La sostenibile leggerezza del dittongo

La sostenibile leggerezza del dittongo

Non so cosa dire, non so cosa fare.

Sono le nostre armi, non dei difetti.

‘Fermati. Se non sai cosa fare, aspetta.’


Quante volte me lo ha ripetuto il mio insegnante di teatro?

No, non ho studiato con Yoda, anche se, a ben pensarci, a Skywalker io ci assomiglio pure un poco, è probabile che andiamo dallo stesso parrucchiere.

Ed eccomi qui, nel silenzio mondo di questi tempi, ad aspettare.

Un’idea, un segno, un rumore, forse Godot che pure lui stufo di aspettare venga qua a vedere cosa sta accadendo.

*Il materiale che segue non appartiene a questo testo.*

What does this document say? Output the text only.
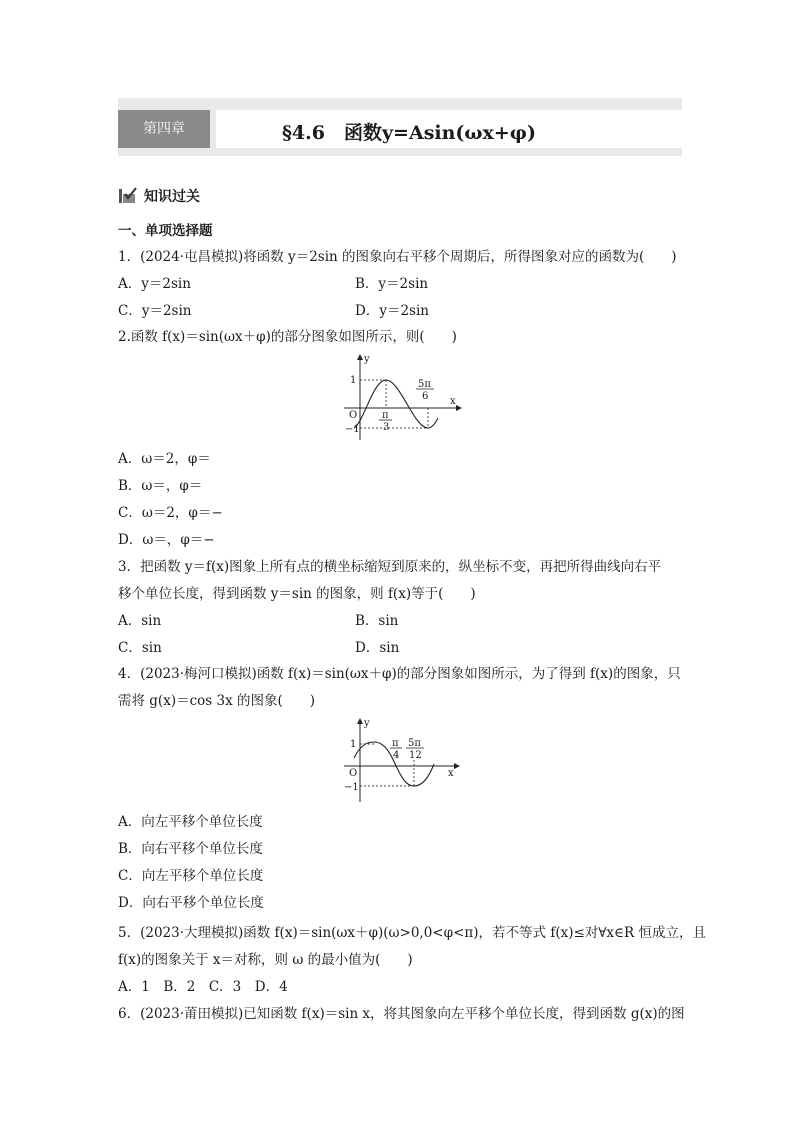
第四章	§4.6　函数y=Asin(ωx+φ)
知识过关
一、单项选择题
1．(2024·屯昌模拟)将函数 y＝2sin 的图象向右平移个周期后，所得图象对应的函数为(　　)
A．y＝2sin	B．y＝2sin
C．y＝2sin	D．y＝2sin
2.函数 f(x)＝sin(ωx＋φ)的部分图象如图所示，则(　　)
y
x
O
1
−1
π
3
5π
6
A．ω＝2，φ＝
B．ω＝，φ＝
C．ω＝2，φ＝−
D．ω＝，φ＝−
3．把函数 y＝f(x)图象上所有点的横坐标缩短到原来的，纵坐标不变，再把所得曲线向右平
移个单位长度，得到函数 y＝sin 的图象，则 f(x)等于(　　)
A．sin	B．sin
C．sin	D．sin
4．(2023·梅河口模拟)函数 f(x)＝sin(ωx＋φ)的部分图象如图所示，为了得到 f(x)的图象，只
需将 g(x)＝cos 3x 的图象(　　)
y
x
O
1
−1
π
4
5π
12
A．向左平移个单位长度
B．向右平移个单位长度
C．向左平移个单位长度
D．向右平移个单位长度
5．(2023·大理模拟)函数 f(x)＝sin(ωx＋φ)(ω>0,0<φ<π)，若不等式 f(x)≤对∀x∈R 恒成立，且
f(x)的图象关于 x＝对称，则 ω 的最小值为(　　)
A．1　B．2　C．3　D．4
6．(2023·莆田模拟)已知函数 f(x)＝sin x，将其图象向左平移个单位长度，得到函数 g(x)的图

Qui non arriva nulla, ahimè, solo il suono delle sirene delle ambulanze che qui nel mio quartiere, così vicino a due ospedali, transitano ogni due per tre.

Non voglio deludere il mio insegnante, acciderboli, devo fare qualcosa.

Vabbè, allora studio dizione, visto che sì non so cosa dire ma se mai mi venisse in mente vorrei anche dirla bene, con la giusta pronuncia, la cosa da dire che ora non so cos’è ma so che prima o poi di sicuro arriverà. Magari sarà pure una cosa intelligente. Forse.

Mi avvicino alla libreria, prendo un bel volumetto rilegato in nero con su disegnato un cranio un poco inquietante ma tanto carino, mi giro verso i miei quattro conviventi (tutti uomini, sono allergica al colore rosa) e ta-dà, mostro con coraggioso orgoglio il ‘Manuale di dizione’.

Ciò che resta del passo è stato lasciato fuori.